Kemudian contoh ” وَاسْأَلِ الْقَرْيَةَ “(tanyakan pada desa itu) juga ditemukan penggunaan orang Arab bahwa terkadang untuk tempat dan terkadang untuk penduduk. Kedua-duanya telah ada penggunaannya dalam al-Qur’an, seperti pada firman Allah: ” وَكَمْ مِنْ قَرْيَةٍ أَهْلَكْنَاهَا فَجَاءَهَا بَأْسُنَا بَيَاتًا أَوْ هُمْ قَائِلُونَ “, dalam ayat yang lain: ” وَكَأَيِّنْ مِنْ قَرْيَةٍ هِيَ أَشَدُّ قُوَّةً مِنْ قَرْيَتِكَ الَّتِي أَخْرَجَتْكَ أَهْلَكْنَاهُمْ ” dan juga dalam ayat lain: ” وَتِلْكَ الْقُرَى أَهْلَكْنَاهُمْ لَمَّا ظَلَمُوا ” seluruh ayat ini pada lafazالقرية ” bermaksud penduduk.
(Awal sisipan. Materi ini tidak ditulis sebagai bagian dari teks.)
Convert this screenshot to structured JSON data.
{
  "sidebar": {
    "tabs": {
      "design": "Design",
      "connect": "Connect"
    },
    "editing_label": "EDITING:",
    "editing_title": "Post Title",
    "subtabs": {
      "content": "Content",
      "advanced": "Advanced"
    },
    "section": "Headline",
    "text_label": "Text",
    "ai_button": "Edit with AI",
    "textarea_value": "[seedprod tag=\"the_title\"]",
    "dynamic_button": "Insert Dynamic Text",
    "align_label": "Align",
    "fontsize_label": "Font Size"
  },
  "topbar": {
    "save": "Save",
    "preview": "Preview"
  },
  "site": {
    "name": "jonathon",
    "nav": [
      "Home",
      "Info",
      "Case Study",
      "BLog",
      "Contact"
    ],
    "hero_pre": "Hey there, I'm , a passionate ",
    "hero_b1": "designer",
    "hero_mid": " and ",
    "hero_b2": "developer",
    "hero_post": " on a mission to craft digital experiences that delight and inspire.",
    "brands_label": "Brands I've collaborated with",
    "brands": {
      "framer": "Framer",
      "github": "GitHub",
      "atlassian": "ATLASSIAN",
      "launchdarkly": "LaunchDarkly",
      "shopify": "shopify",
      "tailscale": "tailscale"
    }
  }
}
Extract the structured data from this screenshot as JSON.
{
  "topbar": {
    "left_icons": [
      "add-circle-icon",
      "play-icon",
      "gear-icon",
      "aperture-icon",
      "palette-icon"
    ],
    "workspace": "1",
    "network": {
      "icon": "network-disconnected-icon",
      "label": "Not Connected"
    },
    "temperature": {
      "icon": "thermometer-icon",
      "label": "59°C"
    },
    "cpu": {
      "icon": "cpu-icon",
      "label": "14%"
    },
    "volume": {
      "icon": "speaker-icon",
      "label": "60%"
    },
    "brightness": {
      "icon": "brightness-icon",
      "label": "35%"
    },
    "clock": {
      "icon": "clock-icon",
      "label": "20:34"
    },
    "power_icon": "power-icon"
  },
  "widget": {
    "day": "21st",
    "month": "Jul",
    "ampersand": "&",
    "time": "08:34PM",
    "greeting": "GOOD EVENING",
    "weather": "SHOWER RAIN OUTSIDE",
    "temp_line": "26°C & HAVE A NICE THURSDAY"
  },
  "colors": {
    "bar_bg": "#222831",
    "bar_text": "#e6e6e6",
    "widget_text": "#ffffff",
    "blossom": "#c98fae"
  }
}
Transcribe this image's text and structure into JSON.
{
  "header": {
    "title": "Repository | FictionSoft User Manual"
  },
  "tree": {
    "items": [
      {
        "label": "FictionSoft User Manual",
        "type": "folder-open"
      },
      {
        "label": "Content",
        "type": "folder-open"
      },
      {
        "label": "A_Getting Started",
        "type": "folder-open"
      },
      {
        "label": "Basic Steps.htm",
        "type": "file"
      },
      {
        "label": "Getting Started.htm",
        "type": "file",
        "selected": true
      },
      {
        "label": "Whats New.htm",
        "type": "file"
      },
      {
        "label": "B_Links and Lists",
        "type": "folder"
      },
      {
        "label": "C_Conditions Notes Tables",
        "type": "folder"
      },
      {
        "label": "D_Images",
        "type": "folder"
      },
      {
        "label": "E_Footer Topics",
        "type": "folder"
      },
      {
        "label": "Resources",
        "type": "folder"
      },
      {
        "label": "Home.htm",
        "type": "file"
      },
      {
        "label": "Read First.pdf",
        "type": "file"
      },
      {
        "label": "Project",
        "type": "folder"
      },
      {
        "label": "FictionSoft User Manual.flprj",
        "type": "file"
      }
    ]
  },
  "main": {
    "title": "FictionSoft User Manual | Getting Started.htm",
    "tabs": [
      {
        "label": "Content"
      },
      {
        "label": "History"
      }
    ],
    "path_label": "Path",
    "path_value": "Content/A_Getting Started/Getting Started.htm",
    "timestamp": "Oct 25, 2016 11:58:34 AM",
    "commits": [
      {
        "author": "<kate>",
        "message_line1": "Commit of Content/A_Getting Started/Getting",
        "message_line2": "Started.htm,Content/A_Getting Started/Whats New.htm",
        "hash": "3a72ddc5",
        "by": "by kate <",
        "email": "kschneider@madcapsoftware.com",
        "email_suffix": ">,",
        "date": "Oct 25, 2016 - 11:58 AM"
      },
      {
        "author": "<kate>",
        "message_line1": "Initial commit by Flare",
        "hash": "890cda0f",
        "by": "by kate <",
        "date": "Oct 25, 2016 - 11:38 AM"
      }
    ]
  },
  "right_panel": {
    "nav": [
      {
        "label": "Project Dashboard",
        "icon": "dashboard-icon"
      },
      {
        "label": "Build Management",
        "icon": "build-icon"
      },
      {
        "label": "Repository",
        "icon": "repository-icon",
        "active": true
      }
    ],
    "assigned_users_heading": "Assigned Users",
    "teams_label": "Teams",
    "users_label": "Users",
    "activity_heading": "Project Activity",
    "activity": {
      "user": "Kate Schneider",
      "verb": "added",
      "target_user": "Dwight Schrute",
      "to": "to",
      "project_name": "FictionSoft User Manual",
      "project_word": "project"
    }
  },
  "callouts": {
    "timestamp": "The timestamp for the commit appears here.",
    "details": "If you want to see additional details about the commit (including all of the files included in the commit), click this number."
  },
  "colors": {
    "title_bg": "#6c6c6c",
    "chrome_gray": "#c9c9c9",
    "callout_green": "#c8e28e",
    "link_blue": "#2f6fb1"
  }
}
Sementara itu lafaz ” القرية ” juga terkadang digunakan untuk maksud tempat, seperti pada firman Allah ” أَوْ كَالَّذِي مَرَّ عَلَى قَرْيَةٍ “.

            Walhasil, orang-orang Arab menggunakan lafaz ini namun terkadang mereka bermaksud tempat dan terkadang bermaksud penduduk, hanya saja jalur cerita yang menentukan hal itu, jadi lafaz ini bukanlah metafora, tapi ia adalah bagian dari berbagai stalistic bahasa arab yang telah diketahui bersama[23].  

c.                   Firman Allah: ” وَاخْفِضْ لَهُمَا جَنَاحَ الذُّلِّ مِنْ الرَّحْمَةِ ” hal ini tidak dimaksudkan bahwa ” الذل “(kehinaan/kerendahan) memiliki sayap, namun yang dimaksud dari ayat tersebut-sebagaimana konteks penafsiran para ahli tafsir- adalah termasuk dari ” إضافة الموصوف إلى صفته “(mengafiliasikan yang disifati kepada sifatnya), sehingga maknanya menjadi ” واخفض لهما جناحك الذليل لهما من الرحمة ” (dan rendahkanlah kepada keduanya sayapmu yang rendah karena kasih-sayang). Dalam konteks semacam ini banyak ditemukan dalam ucapan orang-orang Arab, misalnya; ” حاتم الجود ” yang tersifati dengan kedermawanan.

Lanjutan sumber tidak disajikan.